I did running and cycling for a spell. And cooking. I used to drink very heavily - like you, I just need something to occupy me. I'm a lot better now, but then, I am married and I have a child. There's swings to go to and slides (there's a play park close to the house). I also have my garden (I think it's an age thing - no way would I have considered gardening when younger!) where I try and get as much fruit trees, errr, fruiting. OK, some of the fruit end up as an alcoholic beverage, but the fun is in the brewing and I can never make that much, so I tend to sip rather than gulp. I have cars and bikes in the garage that need working on - I bought an old Alfa Romeo I want to restore.
I still like beer - it's just for late evening while watching TV. One bottle every night - some of it with the meal (750ml Steinlager :-)) and the rest watching TV when I've done all the other stuff.
It is so very hard - I can't stop, I know, but I can control it - as long as I put my mind to it.

1249. Fleabytes

Comment #142004 by Goldy on March 11, 2008 at 2:55 pm

Whilst there are many in AA who don't believe in God, there are many more who have found freedom from alcoholism as a result of developing a relationship with their Higher Power in prayer.

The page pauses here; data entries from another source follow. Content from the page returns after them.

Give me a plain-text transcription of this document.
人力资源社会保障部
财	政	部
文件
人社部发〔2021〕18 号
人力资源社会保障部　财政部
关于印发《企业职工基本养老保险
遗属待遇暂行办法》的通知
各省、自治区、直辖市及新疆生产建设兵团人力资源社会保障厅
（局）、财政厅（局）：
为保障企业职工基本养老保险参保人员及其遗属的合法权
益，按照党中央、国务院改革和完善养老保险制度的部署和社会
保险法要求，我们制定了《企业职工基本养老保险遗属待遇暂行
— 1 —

Should've added that the wisdom of many people of faith is another factor in helping to persuade me of the truth of God's existence.

Odd that they only find their god in an AA meeting, mind. Would have thought a bit of genuflection and some mumbled words might have helped without recourse to going to a gathering of people chaired by councillours. Maybe it's like those miracle cures, cures by prayers, as it were, which completely ignore the doctors, nurses and drugs.
As for how you are persuaded in your god - what about the idiots and "false prophets" of faith? You listen to the smart ones and think "Yep - must be a God". Yet I'll bet you completely dismiss, say, the Westboro Baptists as crackpot. How do you differentiate?

1250. Christopher Hitchens on Real Time with Bill Maher

Comment #141597 by Goldy on March 10, 2008 at 8:12 pm

But to say that random mutations (mistakes) can account for the order that we find in organisms today is just as much a leap of faith as anything else

Why? I don't understand, we can actually see this happening. What, are we to take the massive leap and believe that a designer (hereafter called God - all other gods are false) made everything as we see them now? I'm confused...
How do you feel about the fact that someone like Hitler (who killed himself before justice could be served) or Stalin will end up in the same place as you and I (i.e., nothingness)? How do you come to terms with the fact that there is no ultimate justice? I am very curious about this.

Guess probably the same way you feel about religious speculators destroying American civilisations.
What the fuck are we meant to feel? Sadness? Shame? Pride? Joy? What? How do you feel about it? Hitler fulfilled Martin Luther's dream of Jewish extermination. Popes liked him! Catholics flocked to him! Stalin had the same effect on the religious in Russia. This is such a non-argument it hurts. What the devil is your point?